Case Study Films - some thoughts

I'll start by admitting my bias, I'm a big fan of case study films, I think having your customers, on film, explaining how great your product is, or how you solved a business problem for them is one of the best uses of video in marketing you can have. They can be surprisingly straightforward to put together and they can also be relatively low cost. But there are a few things to look out for when you are making one.

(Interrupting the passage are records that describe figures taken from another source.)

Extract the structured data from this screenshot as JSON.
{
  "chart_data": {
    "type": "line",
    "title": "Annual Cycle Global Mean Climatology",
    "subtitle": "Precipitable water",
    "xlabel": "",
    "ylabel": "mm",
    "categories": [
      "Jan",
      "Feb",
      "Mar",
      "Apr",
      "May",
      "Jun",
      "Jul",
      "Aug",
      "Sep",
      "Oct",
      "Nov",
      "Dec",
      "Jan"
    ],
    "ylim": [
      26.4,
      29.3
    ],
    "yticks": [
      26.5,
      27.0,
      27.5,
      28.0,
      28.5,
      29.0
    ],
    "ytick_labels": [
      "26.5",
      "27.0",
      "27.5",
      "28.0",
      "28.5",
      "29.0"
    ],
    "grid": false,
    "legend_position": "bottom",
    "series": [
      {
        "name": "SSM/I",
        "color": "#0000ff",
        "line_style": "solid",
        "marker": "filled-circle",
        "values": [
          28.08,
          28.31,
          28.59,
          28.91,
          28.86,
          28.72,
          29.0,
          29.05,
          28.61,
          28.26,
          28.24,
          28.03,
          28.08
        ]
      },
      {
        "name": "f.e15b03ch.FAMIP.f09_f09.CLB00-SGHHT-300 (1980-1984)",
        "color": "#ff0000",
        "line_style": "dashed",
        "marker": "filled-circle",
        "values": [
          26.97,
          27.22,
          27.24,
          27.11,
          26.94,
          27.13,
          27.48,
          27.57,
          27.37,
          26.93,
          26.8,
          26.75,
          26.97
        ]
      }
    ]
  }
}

1. Getting the Customer to agree!
This is probably the most difficult part of any case study film, hopefully it's not hard for you to find a happy customer but getting them to agree to be on film can be a problem. In my experience people can be very nervous about appearing on camera and no matter how much you reassure them that it won't be difficult they still imagine that it's going to be a difficult experience. It's important to reassure the customer that they are in charge of the process, it's not live TV so they will be able to take their time to answer. Also (hopefully!) they will have approval over the final edit so there will be no chance of any inaccuracies or sensitive information being published.

2. Too much preparation
Once you've got them to agree you have to then make sure that they are prepared for their days filming without being too prepared. When interviewees turn up on the day with a prepared "script" I know it's probably going to be a difficult interview. It's much better to agree themes for questions beforehand rather than giving them actual questions, taking a conversational approach to asking the questions will get much more natural answers. I also try and make the shoot as informal as possible, modern LED lighting doesn't generate heat like TV lighting used to, so the filming environment is much more comfortable.

3.Cutaway Footage
A few minutes of just a "talking head" can be interesting but adding cutaway material, sometimes called "b-roll", will make the film more engaging. This can be filmed at the customer's offices on the same day or sometimes at other sites they may have. Sometimes you get lucky and they have their own pre-shot and pre-approved footage to use. Once again it's important to stress that any footage that is filmed on their premises will be subject to their final approval before publishing.

4.Final Approval
I've already mentioned this but it's VITAL that you let your customer have the final approval on the video. Often it will need to go through legal, branding and marketing as well. I often find that the customer's marketing department ask to use the film as well, which is added benefit as it gives you a broader audience for the film.

5.Getting it seen
As with any video you shouldn't expect to just put the film on YouTube or your website and expect people to find it. Make sure that you plan a marketing campaign for the film, there are also lot's of SEO elements you can use when uploading the video that will help get it placed in search rankings. This is something we are happy to help with. The film can have many uses beyond online, a case study film can be a great aid for your sales department to use in pitches and presentations.

Video is a great tool, especially in a world dominated by social media so do take time to think about adding some great case study films to your marketing toolbox.